Tissue engineering (TE) offers considerable promise in damaged tissues repair or replacement. Corneal Fibroblasts (CF) result from mesodermal cell extension into optic cap. They participate in the genesis of corneal stroma during the 5th week of embryonic development. We used MSC to generate CF phenotype cells for corneal TE and clinical applications.

Genotype CF, obtained from 8 corneal grafts, were evaluated by genomic profiling of total RNA using microarray analysis (1300 genes). The MSC were isolated from 12 human bone marrows with the magnetic beads separation method. These cells were cultured in specific media. Three weeks later, capacity of CD34+ cells to differentiate into fibroblast like cells was analyzed. The resulting cells were renamed as mesenchymal stem cell “derivated corneal fibroblast-like” (DCFL) cells. Their phenotypes were analysed by imunocytochemistry (ICC) using specific antibodies against CD34, Von Willbrand factor (VWF), 3G5 (CF ganglioside being used as corneal keratocytes marker), stromal derived factor SDF-1 and its receptor CXCR4, VEGF receptors, Aqp 1, and ⍺-SMA. These phenotypes were compared to CF microarray results.

Microarray indicates corneal fibroblasts expression of SDF1, CXCR4, VEGF C, Flt1 and Flt4 mRNAs. Corresponding proteins were highlighted in corneal fibroblasts and DCFL cells by ICC. Indeed Aquaporin-1, SDF1alpha, CXCR4, VEGF and Flt1 and Flt4 were detected. 3G5 expression was detected on 0,2% DCFL. Both corneal fibroblasts and endothelial cells were stained with anti-alphaSMA antibody whereas only endothelial cells were positive for anti VWF staining. Interestingly, no corneal fibroblasts analysed by gene array (n = 2) and immunohistochemistry (n = 8) expressed CD34⁺.
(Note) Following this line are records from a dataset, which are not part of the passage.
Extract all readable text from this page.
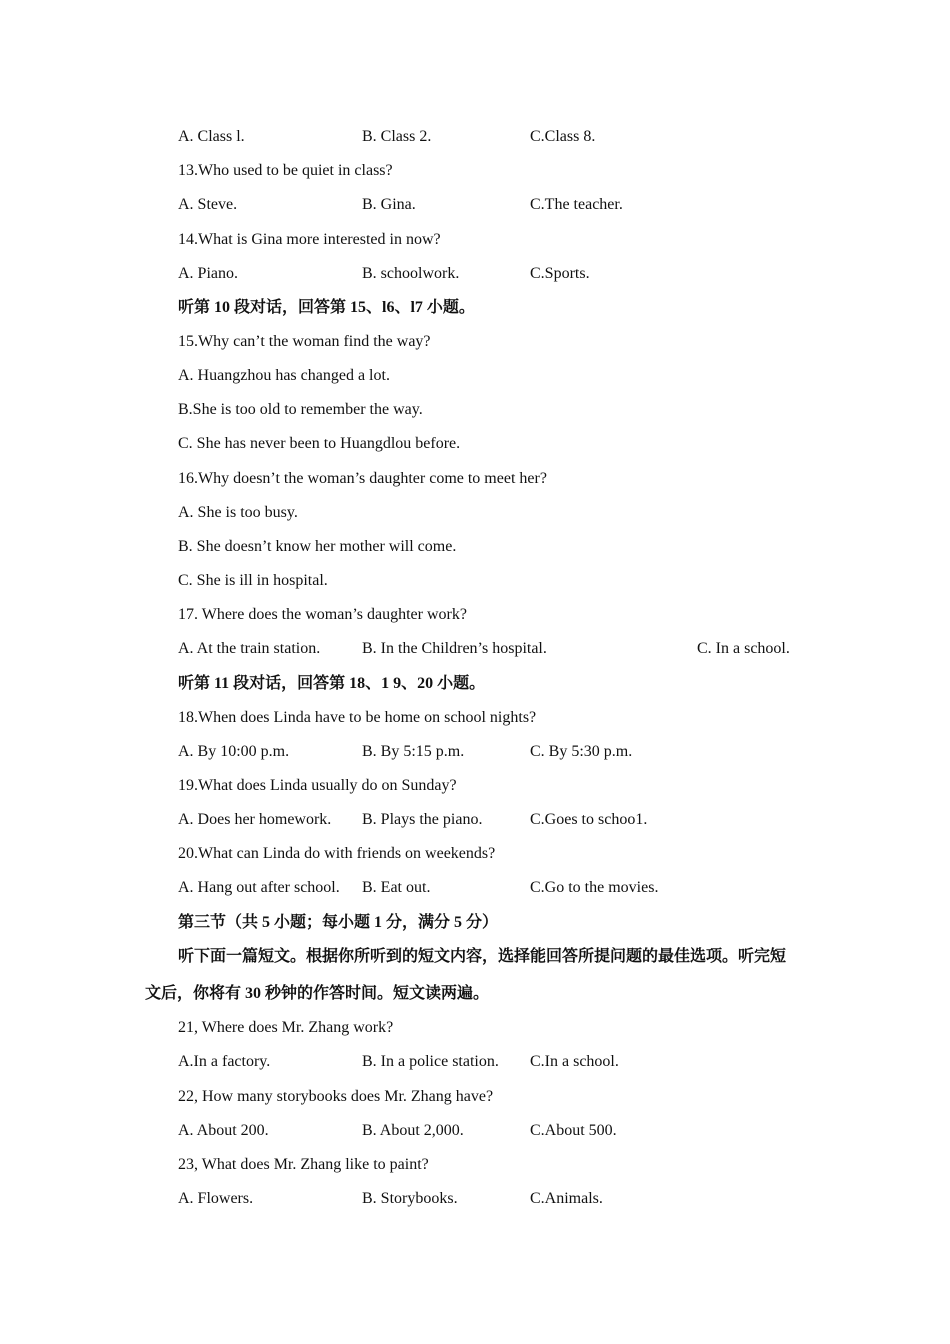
A. Class l.	B. Class 2.	C.Class 8.
13.Who used to be quiet in class?
A. Steve.	B. Gina.	C.The teacher.
14.What is Gina more interested in now?
A. Piano.	B. schoolwork.	C.Sports.
听第 10 段对话，回答第 15、l6、l7 小题。
15.Why can’t the woman find the way?
A. Huangzhou has changed a lot.
B.She is too old to remember the way.
C. She has never been to Huangdlou before.
16.Why doesn’t the woman’s daughter come to meet her?
A. She is too busy.
B. She doesn’t know her mother will come.
C. She is ill in hospital.
17. Where does the woman’s daughter work?
A. At the train station.	B. In the Children’s hospital.	C. In a school.
听第 11 段对话，回答第 18、1 9、20 小题。
18.When does Linda have to be home on school nights?
A. By 10:00 p.m.	B. By 5:15 p.m.	C. By 5:30 p.m.
19.What does Linda usually do on Sunday?
A. Does her homework. B. Plays the piano.	C.Goes to schoo1.
20.What can Linda do with friends on weekends?
A. Hang out after school. B. Eat out.	C.Go to the movies.
第三节（共 5 小题；每小题 1 分，满分 5 分）
听下面一篇短文。根据你所听到的短文内容，选择能回答所提问题的最佳选项。听完短
文后，你将有 30 秒钟的作答时间。短文读两遍。
21, Where does Mr. Zhang work?
A.In a factory.	B. In a police station. C.In a school.
22, How many storybooks does Mr. Zhang have?
A. About 200.	B. About 2,000.	C.About 500.
23, What does Mr. Zhang like to paint?
A. Flowers.	B. Storybooks.	C.Animals.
3G5 antigen is constitutively expressed by cultured human corneal fibroblast and is found in CD34⁺ BMDF cells which suggests the potential for bone marrow to generate CF like cells.

These cells, characterized by surface expression of CXCR4⁺, SDF1- alpha⁺, Flt-4⁺, VEGF-C⁺ and 3G5⁺ should be considered as candidates for corneal tissue engineering.